Sitosterol

What is Sitosterol and What Does it Do?

by our Health Coach

Question:
"Can you please share with me information about sitosterol? What is it and what does it do? Also, does it mimic estrogen and bind with estrogen receptors, thus lowering the production of estrogen like soy products do for women over 35?"

our Health Coach Answer:
Beta-sitosterol belongs to the family of plant sterols. Plant sterols are found natrurally in small quantities in many fruits, vegetables, nuts, seeds, cereals, legumes, vegetable oils, and other plant sources. Another group of compounds related to sterols and known as plant stanols, occur in even smaller quantities in many of the same food sources. Both stanols and sterols are essential components of plant cell membranes and resemble cholesterol.

Cholesterol, as the name suggests, is itself a sterol.

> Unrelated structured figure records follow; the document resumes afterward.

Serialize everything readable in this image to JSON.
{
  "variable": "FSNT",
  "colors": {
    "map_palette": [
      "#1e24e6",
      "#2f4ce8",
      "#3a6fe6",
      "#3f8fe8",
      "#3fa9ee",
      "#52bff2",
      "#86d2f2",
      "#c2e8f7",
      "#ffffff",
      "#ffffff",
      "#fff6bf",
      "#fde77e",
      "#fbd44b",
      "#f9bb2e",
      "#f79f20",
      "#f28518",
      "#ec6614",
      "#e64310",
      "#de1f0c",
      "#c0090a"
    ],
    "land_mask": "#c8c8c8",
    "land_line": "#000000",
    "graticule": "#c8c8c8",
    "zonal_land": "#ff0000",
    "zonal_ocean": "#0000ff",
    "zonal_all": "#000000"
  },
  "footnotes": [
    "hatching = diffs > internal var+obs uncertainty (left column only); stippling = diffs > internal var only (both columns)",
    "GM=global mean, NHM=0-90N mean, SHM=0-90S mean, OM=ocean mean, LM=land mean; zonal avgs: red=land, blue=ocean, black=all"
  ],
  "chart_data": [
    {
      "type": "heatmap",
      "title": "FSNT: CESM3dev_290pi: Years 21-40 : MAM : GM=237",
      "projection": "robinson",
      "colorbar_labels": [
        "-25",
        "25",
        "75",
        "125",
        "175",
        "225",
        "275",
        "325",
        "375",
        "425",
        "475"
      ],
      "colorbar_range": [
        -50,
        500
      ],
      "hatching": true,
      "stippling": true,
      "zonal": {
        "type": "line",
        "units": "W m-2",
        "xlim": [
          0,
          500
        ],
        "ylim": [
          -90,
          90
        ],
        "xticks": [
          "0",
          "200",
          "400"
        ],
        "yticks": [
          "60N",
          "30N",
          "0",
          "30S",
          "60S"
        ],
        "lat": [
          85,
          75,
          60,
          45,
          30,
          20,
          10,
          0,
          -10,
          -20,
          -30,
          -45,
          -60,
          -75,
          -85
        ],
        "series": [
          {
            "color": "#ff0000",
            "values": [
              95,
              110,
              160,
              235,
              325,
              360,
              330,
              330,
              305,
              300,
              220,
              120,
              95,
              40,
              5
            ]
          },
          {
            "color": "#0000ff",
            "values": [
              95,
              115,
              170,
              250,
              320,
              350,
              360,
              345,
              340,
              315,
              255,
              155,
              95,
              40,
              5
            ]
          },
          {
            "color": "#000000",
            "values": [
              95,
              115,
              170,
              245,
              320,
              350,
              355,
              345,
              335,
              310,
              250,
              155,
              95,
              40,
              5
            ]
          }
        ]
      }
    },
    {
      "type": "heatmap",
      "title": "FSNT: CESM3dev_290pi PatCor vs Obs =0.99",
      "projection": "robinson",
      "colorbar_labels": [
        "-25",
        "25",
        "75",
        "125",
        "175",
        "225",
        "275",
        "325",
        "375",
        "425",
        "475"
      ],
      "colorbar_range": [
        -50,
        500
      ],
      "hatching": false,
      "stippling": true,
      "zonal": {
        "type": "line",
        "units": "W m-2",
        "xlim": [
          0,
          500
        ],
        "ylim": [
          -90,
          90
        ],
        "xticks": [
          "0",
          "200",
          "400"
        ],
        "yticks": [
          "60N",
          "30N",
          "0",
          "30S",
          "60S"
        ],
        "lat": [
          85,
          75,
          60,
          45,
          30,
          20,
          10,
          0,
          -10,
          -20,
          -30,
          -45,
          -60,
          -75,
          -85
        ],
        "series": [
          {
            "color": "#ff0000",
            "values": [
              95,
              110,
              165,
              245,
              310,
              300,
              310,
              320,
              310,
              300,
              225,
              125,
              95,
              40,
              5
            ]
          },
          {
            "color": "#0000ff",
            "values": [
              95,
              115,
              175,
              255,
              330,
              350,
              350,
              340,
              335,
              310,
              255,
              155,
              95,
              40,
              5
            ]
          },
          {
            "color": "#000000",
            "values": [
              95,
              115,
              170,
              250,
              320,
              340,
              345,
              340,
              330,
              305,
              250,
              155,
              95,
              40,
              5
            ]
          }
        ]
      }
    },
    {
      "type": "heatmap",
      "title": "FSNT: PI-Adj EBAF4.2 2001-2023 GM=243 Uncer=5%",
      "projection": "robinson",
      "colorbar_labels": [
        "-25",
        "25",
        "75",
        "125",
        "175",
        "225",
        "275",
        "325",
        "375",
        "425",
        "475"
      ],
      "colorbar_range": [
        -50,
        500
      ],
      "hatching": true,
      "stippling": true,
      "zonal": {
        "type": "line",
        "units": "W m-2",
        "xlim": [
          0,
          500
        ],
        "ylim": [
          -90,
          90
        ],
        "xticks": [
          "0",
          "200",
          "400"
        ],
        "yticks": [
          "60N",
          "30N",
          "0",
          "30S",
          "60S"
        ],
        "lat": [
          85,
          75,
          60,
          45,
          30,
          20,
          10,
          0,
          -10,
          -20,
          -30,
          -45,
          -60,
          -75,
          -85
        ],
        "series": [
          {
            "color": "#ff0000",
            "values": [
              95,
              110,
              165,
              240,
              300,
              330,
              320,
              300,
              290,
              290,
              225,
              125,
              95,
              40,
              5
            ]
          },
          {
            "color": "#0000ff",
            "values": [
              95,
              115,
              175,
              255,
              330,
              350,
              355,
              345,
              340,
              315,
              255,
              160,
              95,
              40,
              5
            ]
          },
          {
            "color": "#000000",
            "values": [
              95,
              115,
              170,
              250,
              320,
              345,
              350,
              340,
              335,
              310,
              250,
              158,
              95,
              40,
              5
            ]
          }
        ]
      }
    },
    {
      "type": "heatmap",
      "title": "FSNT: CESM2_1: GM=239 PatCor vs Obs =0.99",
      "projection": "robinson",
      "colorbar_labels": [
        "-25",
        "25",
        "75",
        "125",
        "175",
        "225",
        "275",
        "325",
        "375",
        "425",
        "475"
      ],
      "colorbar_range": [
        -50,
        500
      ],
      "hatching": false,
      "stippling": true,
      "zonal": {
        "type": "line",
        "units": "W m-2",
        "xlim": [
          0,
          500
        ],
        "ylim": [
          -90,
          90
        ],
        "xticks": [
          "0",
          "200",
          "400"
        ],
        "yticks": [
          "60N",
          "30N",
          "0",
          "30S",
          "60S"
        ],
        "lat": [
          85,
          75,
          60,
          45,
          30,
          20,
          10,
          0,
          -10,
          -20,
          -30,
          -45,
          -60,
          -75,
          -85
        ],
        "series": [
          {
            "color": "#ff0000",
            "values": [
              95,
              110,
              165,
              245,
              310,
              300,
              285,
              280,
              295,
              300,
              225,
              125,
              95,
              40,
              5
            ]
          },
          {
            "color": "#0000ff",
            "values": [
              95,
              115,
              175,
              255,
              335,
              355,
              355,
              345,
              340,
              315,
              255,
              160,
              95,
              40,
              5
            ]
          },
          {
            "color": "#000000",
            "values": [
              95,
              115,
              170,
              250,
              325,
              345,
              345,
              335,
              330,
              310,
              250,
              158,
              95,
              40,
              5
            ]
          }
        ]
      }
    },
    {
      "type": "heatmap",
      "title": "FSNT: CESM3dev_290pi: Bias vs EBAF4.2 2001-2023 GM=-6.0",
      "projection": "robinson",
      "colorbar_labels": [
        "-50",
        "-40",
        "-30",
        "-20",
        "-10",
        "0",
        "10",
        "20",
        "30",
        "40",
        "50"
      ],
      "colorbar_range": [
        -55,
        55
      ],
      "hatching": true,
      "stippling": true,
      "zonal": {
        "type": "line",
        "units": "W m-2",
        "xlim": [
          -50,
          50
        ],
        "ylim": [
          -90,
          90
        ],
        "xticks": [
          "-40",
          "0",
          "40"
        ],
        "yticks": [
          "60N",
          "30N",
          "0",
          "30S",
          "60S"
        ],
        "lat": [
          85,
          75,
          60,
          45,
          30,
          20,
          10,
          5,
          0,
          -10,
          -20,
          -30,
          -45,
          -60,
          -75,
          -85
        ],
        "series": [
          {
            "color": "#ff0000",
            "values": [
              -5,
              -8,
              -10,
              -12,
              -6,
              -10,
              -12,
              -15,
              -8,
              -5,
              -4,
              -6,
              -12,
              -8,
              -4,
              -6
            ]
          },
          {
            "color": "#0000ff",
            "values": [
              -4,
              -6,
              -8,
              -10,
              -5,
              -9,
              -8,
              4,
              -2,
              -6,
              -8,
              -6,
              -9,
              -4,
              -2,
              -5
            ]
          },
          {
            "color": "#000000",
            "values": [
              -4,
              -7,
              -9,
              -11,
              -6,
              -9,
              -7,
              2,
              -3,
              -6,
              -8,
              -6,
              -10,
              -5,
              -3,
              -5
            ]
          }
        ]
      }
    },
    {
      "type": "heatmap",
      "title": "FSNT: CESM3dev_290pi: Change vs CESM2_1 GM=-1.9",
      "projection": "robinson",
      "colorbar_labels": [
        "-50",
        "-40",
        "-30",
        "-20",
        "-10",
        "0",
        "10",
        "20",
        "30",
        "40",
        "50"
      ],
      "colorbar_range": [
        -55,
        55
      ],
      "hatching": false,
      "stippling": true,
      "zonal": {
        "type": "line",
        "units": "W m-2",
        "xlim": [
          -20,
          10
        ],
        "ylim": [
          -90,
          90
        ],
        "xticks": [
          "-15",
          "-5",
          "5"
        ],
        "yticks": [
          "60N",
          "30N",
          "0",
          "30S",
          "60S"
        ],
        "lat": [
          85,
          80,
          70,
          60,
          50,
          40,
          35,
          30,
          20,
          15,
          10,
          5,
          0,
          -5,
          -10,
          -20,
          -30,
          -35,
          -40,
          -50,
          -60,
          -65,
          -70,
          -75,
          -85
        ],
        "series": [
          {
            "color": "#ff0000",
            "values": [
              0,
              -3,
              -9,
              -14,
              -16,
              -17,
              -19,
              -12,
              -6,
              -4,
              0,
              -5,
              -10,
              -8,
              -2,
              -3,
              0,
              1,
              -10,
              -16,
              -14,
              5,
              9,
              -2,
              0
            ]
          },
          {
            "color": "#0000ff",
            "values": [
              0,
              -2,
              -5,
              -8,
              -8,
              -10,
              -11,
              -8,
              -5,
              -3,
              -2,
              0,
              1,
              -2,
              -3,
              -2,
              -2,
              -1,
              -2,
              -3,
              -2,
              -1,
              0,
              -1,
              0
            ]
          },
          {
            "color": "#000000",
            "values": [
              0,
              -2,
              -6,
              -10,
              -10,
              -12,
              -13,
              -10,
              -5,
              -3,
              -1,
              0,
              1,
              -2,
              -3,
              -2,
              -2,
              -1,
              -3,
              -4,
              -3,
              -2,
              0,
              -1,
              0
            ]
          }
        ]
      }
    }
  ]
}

Cholesterol is essential for life, since it is a building block for steroid hormones, such as testosterone and estrogen, and for cell walls. However high cholesterol, particularly low-density lipoprotein (LDL) cholesterol combined with other dietary and environmental stressors, can result in heart disease.

The cholesterol-lowering potential of dietary plant sterols and stanols has been known for over 50 years. However, the exact mechanism of how this is accomplished has only recently been revealed. Since plant sterols resemble cholesterol to such a great extent, they in effect compete for the limited absorption sites of cholesterol within the intestinal tract, thereby lowering serum cholesterol.

Recent areas of research reveal plant sterols also possess anti-cancer, anti-inflammatory, anti-atherogenic (preventing atherosclerosis or hardening of the arteries), and antioxidant properties and should thus be of clinical importance from a prevention standpoint. Interestingly enough, a powerful mechanism by which beta-sitosterol can protect against cancer is through down-regulation of cholesterol synthesis, emphasizing the importance of therapeutic lifestyle changes.

In a recent study, plant sterol-fed mice, had a 33 percent smaller tumor size and 20 percent less metastases in lymph nodes and lungs than cholesterol-fed mice when exposed to human breast cancer cell lines! This finding implies the possibility that plant sterols may in fact retard the growth and spread of breast cancer cells.

In another study it was found that women with the highest quartiles of total dietary intakes of plant sterols (>122 mg/day) had a reduced risk of endometrial cancer and an intake of more than 521 mg/day reduced risk of ovarian cancer.

While plant sterols may ultimately lower estrogen levels, the lowered levels have no clinical effect. In other words, the effect is beneficial on a cellular level but not from a symptom standpoint.

Phytosterols represent a new class of functional foods that have served to protect populations of people even before the exact mechanism was understood. Because of the health benefits they provide, plant sterols are further proof that your mother was right when she said "eat your vegetables".